Next stop New York for Yorkshire’s unassuming, conquering hero Matt Fitzpatrick.
Having defeated the best apprentice golfers in the world to lift the US Amateur title last month, the teenager from Sheffield, who turned 19 last Sunday, turns his attention to the best America has to offer in the Walker Cup.
Fitzpatrick makes his debut in the biennial amateur duel between Great Britain and Ireland and the United States as the man to beat from an American perspective, and the man to lead from the visiting team’s viewpoint.
Such responsibility comes after a breakthrough summer in which the willowy young Hallamshire Golf Club member won the silver medal at the Open and became the first Englishman in 102 years to win the biggest amateur tournament in golf.
The achievements elevated him to the No 1 ranking in the world, a position he admitted last week he does not believe he deserves.
But because of that standing, he will be the young man captain Nigel Edwards looks towards to lead from the front as GB&I seek to retain the Cup they won at Royal Aberdeen two years ago.
“I welcome the pressure but I’m trying not to think about it,” said Fitzpatrick during a brief visit back home to Hallamshire last week.
“Everybody will be trying to beat everybody and sometimes it’s just not your day. Hopefully, my ‘day’ will carry on going, but if I don’t play well enough then I don’t play well enough.
“These 20 players are the best in the world, bar a few Australians, Thais, etcetera.
“It’s a real privilege to be a part of it, but it’s going to be tough, there’s no doubt about that. It’s not like playing a club member at Hallamshire – although there are a few bandits...”
Fitzpatrick’s star has risen exponentially this summer to the point where monthly medals at the course he grew up playing are now a thing of the past.
His matchplay talents have always been strong, from the days playing in the county boys and senior teams to when he finished runner-up in the Yorkshire Amateur Championship at Lindrick two years ago.
Despite the obvious talents he has displayed this summer, together with a commendably calm mental approach, there remain demons in his mind about his own ability.
“Someone asks me if I doubt myself, and I do,” said Fitzpatrick.
“If someone told me to go out there (pointing to the first fairway at Hallamshire) and hit a hook onto the green, I wouldn’t be like, ‘I can’t do that’, I’d definitely give it a go.
“But I feel that other people can beat me.

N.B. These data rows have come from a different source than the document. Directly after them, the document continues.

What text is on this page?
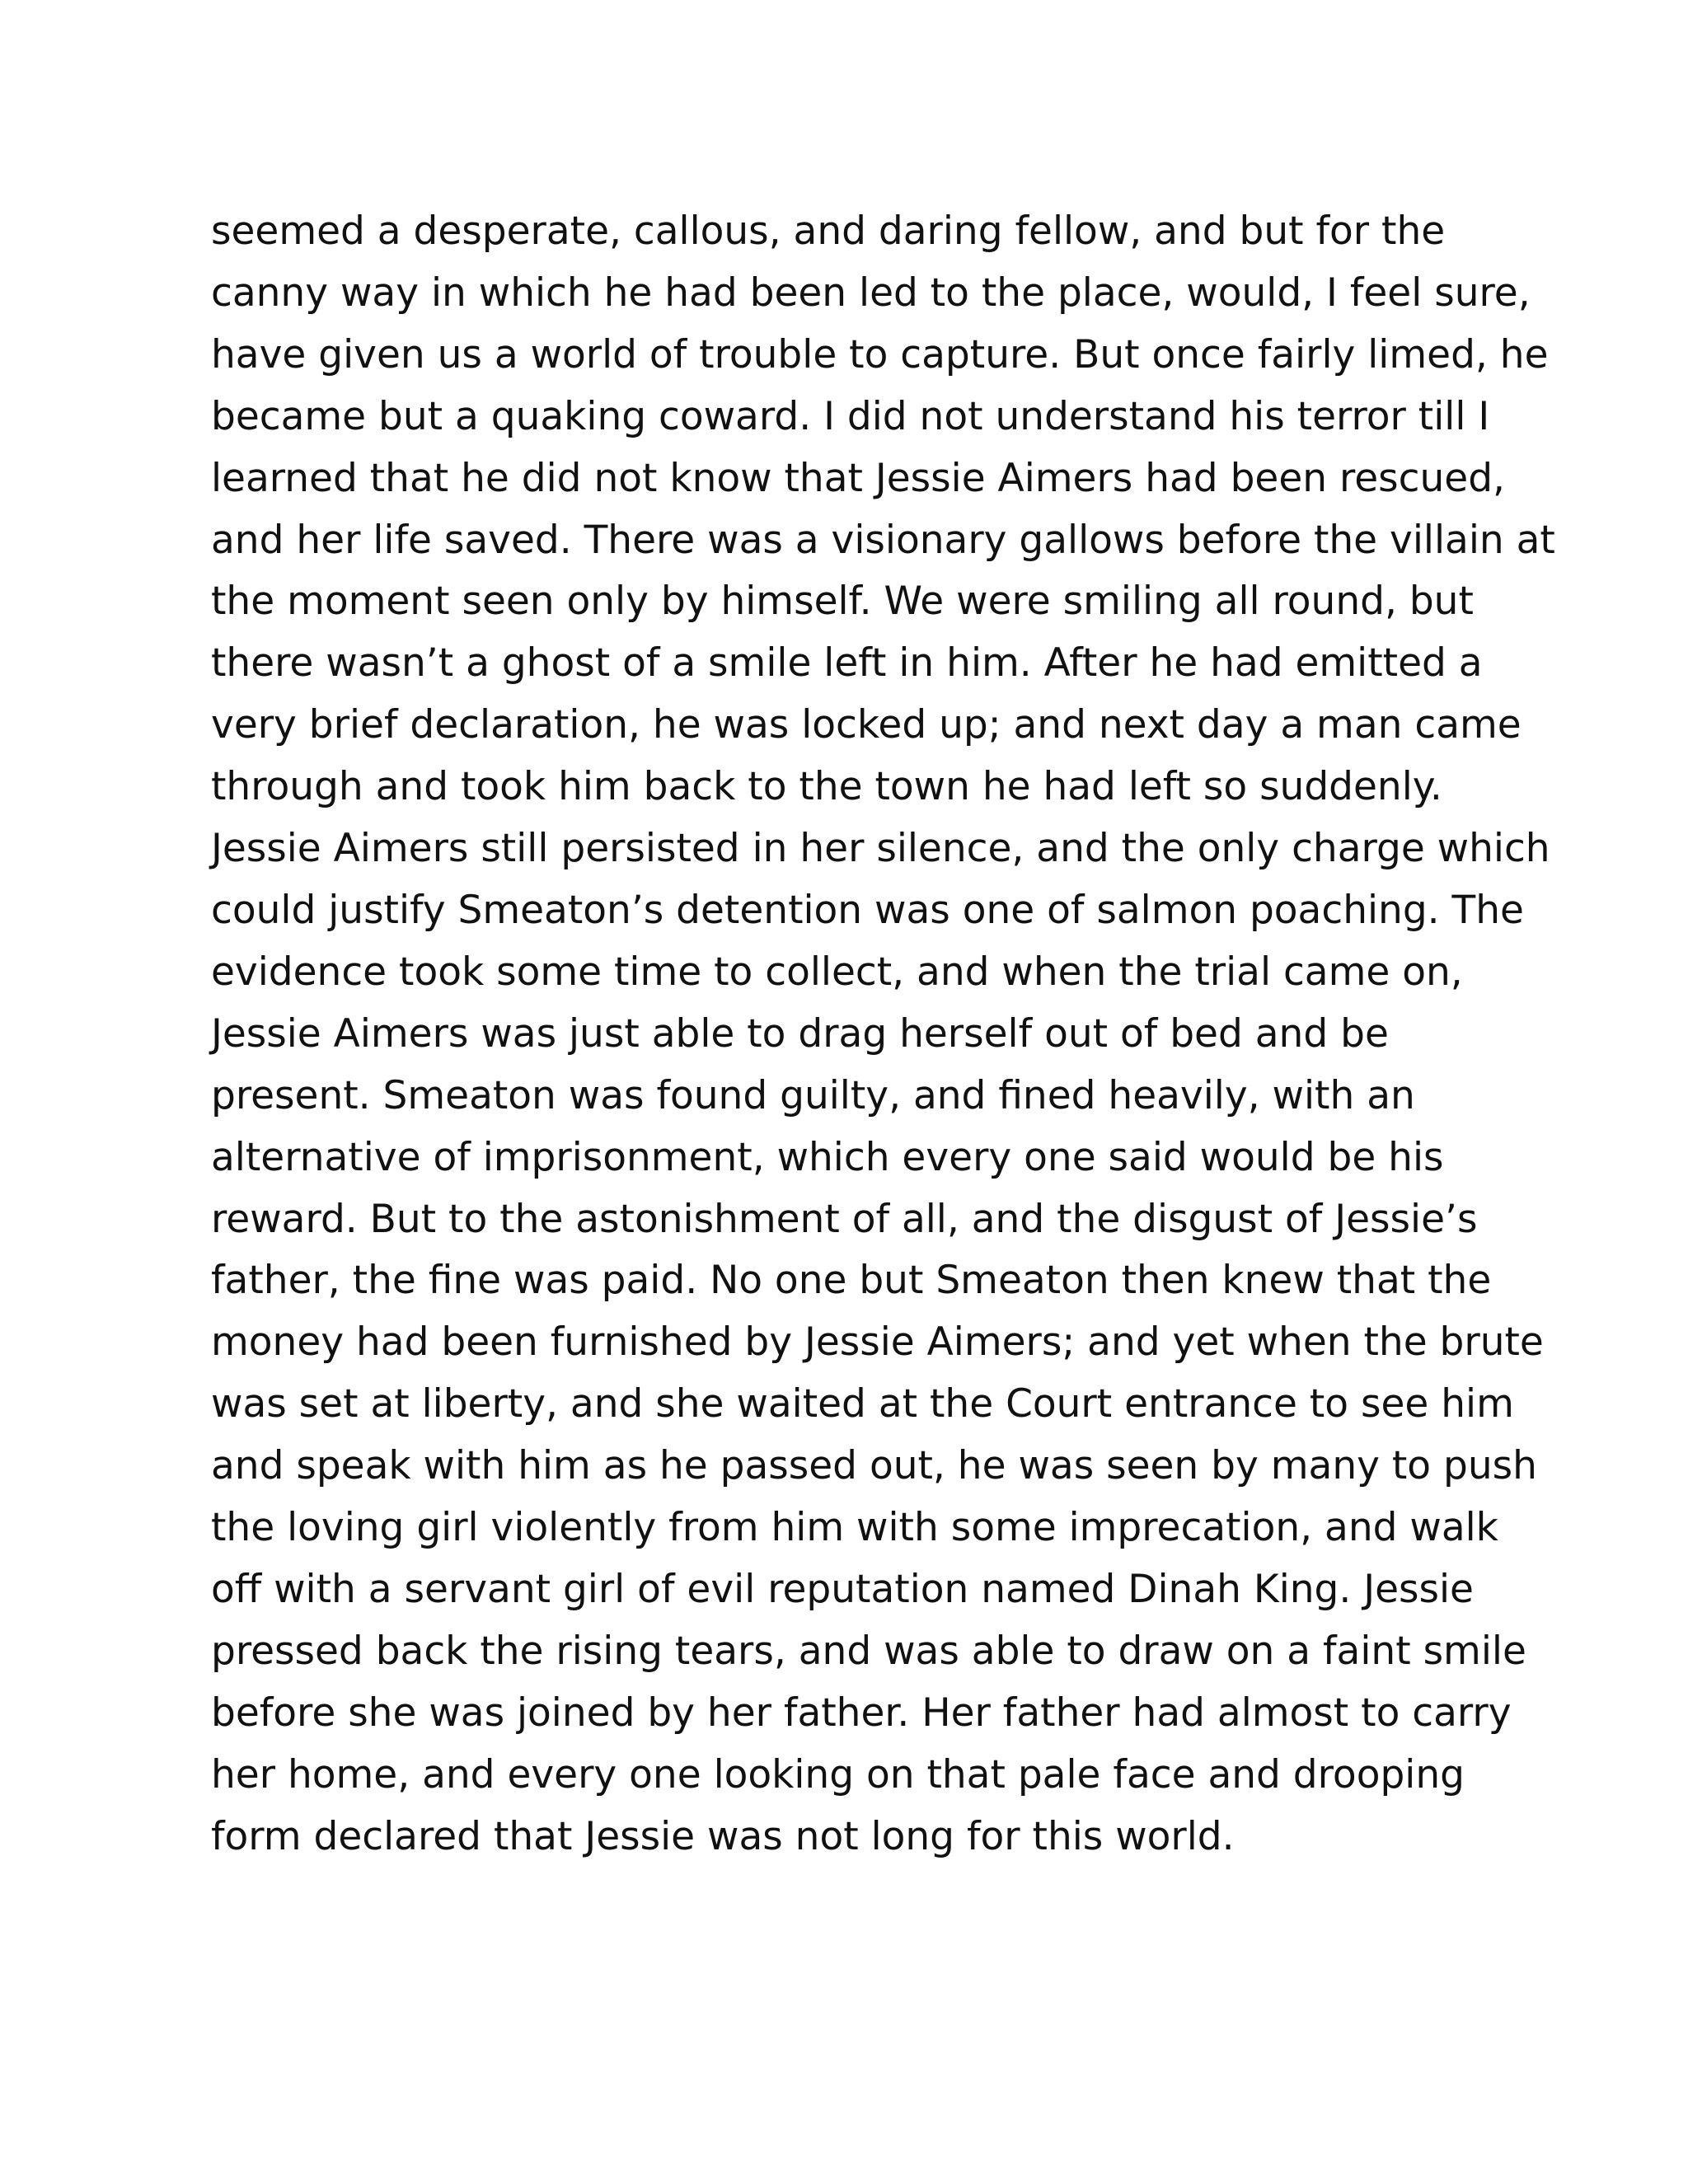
seemed a desperate, callous, and daring fellow, and but for the
canny way in which he had been led to the place, would, I feel sure,
have given us a world of trouble to capture. But once fairly limed, he
became but a quaking coward. I did not understand his terror till I
learned that he did not know that Jessie Aimers had been rescued,
and her life saved. There was a visionary gallows before the villain at
the moment seen only by himself. We were smiling all round, but
there wasn’t a ghost of a smile left in him. After he had emitted a
very brief declaration, he was locked up; and next day a man came
through and took him back to the town he had left so suddenly.
Jessie Aimers still persisted in her silence, and the only charge which
could justify Smeaton’s detention was one of salmon poaching. The
evidence took some time to collect, and when the trial came on,
Jessie Aimers was just able to drag herself out of bed and be
present. Smeaton was found guilty, and fined heavily, with an
alternative of imprisonment, which every one said would be his
reward. But to the astonishment of all, and the disgust of Jessie’s
father, the fine was paid. No one but Smeaton then knew that the
money had been furnished by Jessie Aimers; and yet when the brute
was set at liberty, and she waited at the Court entrance to see him
and speak with him as he passed out, he was seen by many to push
the loving girl violently from him with some imprecation, and walk
off with a servant girl of evil reputation named Dinah King. Jessie
pressed back the rising tears, and was able to draw on a faint smile
before she was joined by her father. Her father had almost to carry
her home, and every one looking on that pale face and drooping
form declared that Jessie was not long for this world.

When it comes to matchplay I don’t go on the tee and think, ‘I can definitely beat this guy’. But I feel a little bit better in matchplay because if I can get ahead I’m not too bad at holding it together.”
During the US Amateur, he started strongly in nearly all of his six games and raced to victory.
“It’s difficult the further ahead you get because the harder it becomes with the pressure,” continued Fitzpatrick.
“I wouldn’t say I had to get up early, but it made life a lot easier when I was up more often.
“In 18 holes you do have to get up quickly because it gives the opponent less time to get back.
“The closer it gets to the end the more they’re going to be downbeat; they’ll try harder to force it and it might get worse for them.
“So it’s nice to go into the Walker Cup with that confidence.”
Regardless of whether or not he adds to his remarkable summer of achievement with a Walker Cup triumph this weekend, Fitzpatrick remains steadfast in his determination to begin his four-year golf scholarship at Northwestern University in Illinois from next week.
The joy he has had this summer, particularly in the major environment at Muirfield, has reaffirmed his desire to turn professional one day.
If he needed further incentive as to where the two-day competition at the National Golf Links of America in Southampton, New York, could lead he should look no further than the young man he shared two rounds with at Muirfield – Jordan Spieth.
Two years ago, the 20-year-old from Texas played in the Walker Cup and this week was named by Fred Couples as a wild-card pick for the President’s Cup.
Fitzpatrick does not expect, or want, his career to accelerate as quickly.
At Northwestern, he will link up with revered golf coach Pat Goss, who has taught Luke Donald since his days of two Walker Cup appearances at the turn of the century.
Although his future might be in America, Fitzpatrick intends to stay true to what has got him so far by retaining Mike Walker – of the Pete Cowen academy – as his lead coach.
“We’ve both agreed to tell Pat just to leave me alone and, if absolute needs be, I can fly home for a lesson with Mike or I can do it over Skype or Facetime or video,” said Fitzpatrick.
“Pat is not going to try and change anything technically.”
This weekend in New York, Fitzpatrick gets the chance to prove further how little needs changing.